Sonia Farmer, “A True & Exact History”

Sonia Farmer
Nassau, Bahamas

A True & Exact History
erasure, letterpress-printed & collected in handmade clamshell box, & multiple other formats
13 x 5.75 x 3″

Artist Statement

My artist’s book A True & Exact History (Poinciana Paper Press, 2018) is an erasure of one of the most formative descriptions of the English Caribbean in the seventeenth Century, Richard Ligon’s 1657 guidebook, A True and Exact History of the Iland of Barbadoes. Using the language, imagery, and thematic drives at the core of this text to disrupt the teleology of colonial Caribbean history, these unbound poetic fragments scattered among a shifting landscape simultaneously re-create and resist narrative as a device of cohesive history, ultimately calling into question what it means to write “a true and exact history” of anything. Untethered to linearity or structure, the book exists in multiple formats and arrangements, guiding the audience as “explorer” to consider their positionality and complicity in this problematic narrative.

This project began at a writing residency at Fresh Milk, an art platform in St. George, Barbados, where I encountered Ligon’s book through their Colleen Lewis Reading Room. With accompanying illustrations such as botanical drawings, architectural plans for a sugar mill, and even a fantastical topological map, this book is one part guidebook, one part candid travelogue, another part serious natural history, and yet another part business manual. The text to this day remains a paradoxical and problematic narrative, enduring through the sheer luck of Ligon’s arrival during the early years of the sugar trade that gives historians today a glimpse into the way Barbados was transformed economically, socially, and physically during the transatlantic slave trade. Indeed, since the landfall of Columbus, the Caribbean space has been and continues to be shaped and defined by the voice of the visitor who makes himself the protagonist of spaces occupied by other bodies, voices, and stories. As a person from the Caribbean, my poetic erasure of Ligon’s book explores my preoccupation with the single Caribbean story, using erasure as a tool of disruption to investigate this existing narrative, question its inherent power structure, and make room for other marginalized voices.
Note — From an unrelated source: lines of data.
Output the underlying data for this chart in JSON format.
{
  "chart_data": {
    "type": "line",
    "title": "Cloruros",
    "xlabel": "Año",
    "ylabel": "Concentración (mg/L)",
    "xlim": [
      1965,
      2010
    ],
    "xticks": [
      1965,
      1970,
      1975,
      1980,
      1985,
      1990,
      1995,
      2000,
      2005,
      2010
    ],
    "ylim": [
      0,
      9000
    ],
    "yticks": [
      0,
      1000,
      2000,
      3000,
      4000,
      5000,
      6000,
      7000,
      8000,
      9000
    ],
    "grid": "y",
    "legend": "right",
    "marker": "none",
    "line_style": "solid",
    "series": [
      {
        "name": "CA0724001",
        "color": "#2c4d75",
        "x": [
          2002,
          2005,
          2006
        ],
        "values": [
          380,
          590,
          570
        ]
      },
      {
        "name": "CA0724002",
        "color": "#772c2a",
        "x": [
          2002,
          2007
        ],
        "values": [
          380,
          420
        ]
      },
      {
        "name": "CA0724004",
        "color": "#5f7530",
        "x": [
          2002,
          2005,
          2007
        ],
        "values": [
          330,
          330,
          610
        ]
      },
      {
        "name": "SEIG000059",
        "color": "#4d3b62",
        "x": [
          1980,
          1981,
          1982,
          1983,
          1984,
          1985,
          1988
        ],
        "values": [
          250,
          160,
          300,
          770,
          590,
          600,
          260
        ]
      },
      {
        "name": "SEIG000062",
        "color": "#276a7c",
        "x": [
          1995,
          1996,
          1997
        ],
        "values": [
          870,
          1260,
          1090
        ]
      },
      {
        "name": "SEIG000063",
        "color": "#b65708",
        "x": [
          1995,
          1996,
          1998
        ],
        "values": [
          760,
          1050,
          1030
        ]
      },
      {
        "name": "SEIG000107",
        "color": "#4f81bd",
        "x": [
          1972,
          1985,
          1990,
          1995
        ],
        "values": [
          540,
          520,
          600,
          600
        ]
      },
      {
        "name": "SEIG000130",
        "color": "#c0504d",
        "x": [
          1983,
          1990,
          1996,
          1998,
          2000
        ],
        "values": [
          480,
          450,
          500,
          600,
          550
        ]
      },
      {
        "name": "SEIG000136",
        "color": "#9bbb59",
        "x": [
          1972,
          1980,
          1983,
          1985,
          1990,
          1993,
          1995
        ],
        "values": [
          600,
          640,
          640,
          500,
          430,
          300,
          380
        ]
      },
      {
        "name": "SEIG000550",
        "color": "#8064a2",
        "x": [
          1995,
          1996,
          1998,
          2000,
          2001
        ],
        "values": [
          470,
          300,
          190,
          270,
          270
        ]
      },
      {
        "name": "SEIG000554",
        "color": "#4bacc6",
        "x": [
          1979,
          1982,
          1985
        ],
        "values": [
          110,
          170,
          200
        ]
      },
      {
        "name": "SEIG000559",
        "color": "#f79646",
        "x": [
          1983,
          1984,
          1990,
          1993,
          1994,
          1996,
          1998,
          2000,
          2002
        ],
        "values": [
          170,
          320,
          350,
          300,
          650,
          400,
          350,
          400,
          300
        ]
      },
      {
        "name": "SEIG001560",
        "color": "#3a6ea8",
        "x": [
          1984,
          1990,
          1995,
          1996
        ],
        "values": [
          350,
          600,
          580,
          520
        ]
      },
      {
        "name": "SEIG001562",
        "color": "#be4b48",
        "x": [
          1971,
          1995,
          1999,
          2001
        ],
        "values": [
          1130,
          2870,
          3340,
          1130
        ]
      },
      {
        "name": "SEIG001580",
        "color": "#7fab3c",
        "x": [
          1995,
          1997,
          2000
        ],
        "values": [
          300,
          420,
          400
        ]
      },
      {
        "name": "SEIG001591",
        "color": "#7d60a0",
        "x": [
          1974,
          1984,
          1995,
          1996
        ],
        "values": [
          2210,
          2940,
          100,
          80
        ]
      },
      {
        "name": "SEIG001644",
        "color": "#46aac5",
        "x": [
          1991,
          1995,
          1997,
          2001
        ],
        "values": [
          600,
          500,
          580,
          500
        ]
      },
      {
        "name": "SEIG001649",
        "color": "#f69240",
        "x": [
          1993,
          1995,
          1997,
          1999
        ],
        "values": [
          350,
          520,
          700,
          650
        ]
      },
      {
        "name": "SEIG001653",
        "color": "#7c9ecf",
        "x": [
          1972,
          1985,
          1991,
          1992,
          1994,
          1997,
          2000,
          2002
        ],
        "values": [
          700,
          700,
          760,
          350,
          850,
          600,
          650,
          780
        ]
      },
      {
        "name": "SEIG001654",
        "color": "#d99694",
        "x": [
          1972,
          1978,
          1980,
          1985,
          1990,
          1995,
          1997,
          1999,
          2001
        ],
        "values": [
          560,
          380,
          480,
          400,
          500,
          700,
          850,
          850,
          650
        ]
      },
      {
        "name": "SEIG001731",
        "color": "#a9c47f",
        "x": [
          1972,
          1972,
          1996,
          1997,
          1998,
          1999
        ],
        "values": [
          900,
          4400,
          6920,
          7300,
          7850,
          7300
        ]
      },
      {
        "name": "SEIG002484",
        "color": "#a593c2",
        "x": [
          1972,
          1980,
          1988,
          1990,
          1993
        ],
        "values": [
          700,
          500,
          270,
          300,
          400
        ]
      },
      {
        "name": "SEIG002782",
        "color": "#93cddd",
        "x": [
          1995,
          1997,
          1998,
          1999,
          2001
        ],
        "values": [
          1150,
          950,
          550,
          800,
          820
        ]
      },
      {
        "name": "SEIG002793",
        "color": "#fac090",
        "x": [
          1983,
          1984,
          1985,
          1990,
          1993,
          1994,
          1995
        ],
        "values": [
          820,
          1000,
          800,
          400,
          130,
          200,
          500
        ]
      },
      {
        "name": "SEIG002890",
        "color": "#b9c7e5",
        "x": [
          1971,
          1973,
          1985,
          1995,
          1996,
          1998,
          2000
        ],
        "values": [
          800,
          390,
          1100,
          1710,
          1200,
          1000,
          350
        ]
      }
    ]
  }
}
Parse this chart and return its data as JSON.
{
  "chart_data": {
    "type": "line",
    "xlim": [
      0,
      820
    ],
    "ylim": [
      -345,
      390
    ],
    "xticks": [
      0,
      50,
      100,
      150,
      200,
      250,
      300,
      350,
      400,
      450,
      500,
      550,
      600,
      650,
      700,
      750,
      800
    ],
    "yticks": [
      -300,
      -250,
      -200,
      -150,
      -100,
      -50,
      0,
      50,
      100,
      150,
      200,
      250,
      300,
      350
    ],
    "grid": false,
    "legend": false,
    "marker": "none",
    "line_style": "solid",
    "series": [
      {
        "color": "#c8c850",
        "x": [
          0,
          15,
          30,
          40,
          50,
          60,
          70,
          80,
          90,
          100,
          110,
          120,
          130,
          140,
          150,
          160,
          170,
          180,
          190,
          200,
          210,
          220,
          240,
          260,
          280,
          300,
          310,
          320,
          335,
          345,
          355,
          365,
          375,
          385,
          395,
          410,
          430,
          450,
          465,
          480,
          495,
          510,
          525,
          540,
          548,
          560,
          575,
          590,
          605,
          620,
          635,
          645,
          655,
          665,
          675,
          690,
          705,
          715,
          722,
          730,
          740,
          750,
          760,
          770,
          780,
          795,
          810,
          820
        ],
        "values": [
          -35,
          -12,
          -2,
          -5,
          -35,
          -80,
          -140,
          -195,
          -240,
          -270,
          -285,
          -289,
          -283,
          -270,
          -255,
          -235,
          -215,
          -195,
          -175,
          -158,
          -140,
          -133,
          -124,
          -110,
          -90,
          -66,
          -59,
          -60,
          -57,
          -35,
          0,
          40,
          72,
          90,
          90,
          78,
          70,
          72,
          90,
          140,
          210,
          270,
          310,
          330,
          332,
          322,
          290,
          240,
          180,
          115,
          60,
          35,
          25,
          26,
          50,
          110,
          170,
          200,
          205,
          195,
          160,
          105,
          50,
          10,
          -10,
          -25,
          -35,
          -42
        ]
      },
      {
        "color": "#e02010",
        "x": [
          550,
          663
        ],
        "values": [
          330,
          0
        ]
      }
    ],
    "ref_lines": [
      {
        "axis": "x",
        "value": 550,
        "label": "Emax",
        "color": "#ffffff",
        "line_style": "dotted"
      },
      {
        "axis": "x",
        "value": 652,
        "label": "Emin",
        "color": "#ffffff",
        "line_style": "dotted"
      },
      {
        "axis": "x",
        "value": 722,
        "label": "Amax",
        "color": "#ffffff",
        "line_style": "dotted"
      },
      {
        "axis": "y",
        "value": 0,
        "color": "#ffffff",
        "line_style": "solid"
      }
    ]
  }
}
Scattering Ligon’s language and drawings across letterpress-printed “pages” on a shifting grid, A True & Exact History challenges dominant ideas of voice, gaze, space, and ownership in the ever-elusive idea of “paradise.” As a book, a map, a collection of postcards, and a performance, A True & Exact History presents multiple terrains for the explorer. They can engage with the narrative linearly in its handmade clamshell box, flipping the pages between its two compartments, or rearrange the pages removed from the box into their own narrative. The audience can also drop into the narrative at any point as they encounter the pages mounted into an 8’x 8’ grid on the wall, like a gigantic map. Finally, they can read a script in the form of a print-on-demand booklet, and hear a reading of the poem by eleven distinct voices that inhabit and exchange the threads of these dispersed narratives. Ultimately, this project holds little reward for the “explorer.” Just as its multiple formats resist a “true” or complete form, this dismantling of language and of space has no ultimate intention of reconstruction— the very unsettled result is actually the desired result, because it is the state closest to the greatly unsettled space of the Caribbean. When we subvert the locus of power and privilege in this linear narrative, we can explore history as an intersectional, dispersed, and subjective act, one that is present and ongoing. Therefore to resist the idea and motives of what a complete history represents is to recognize how its framework is contextualized into present and ongoing problematic realities of Caribbean identity and geography.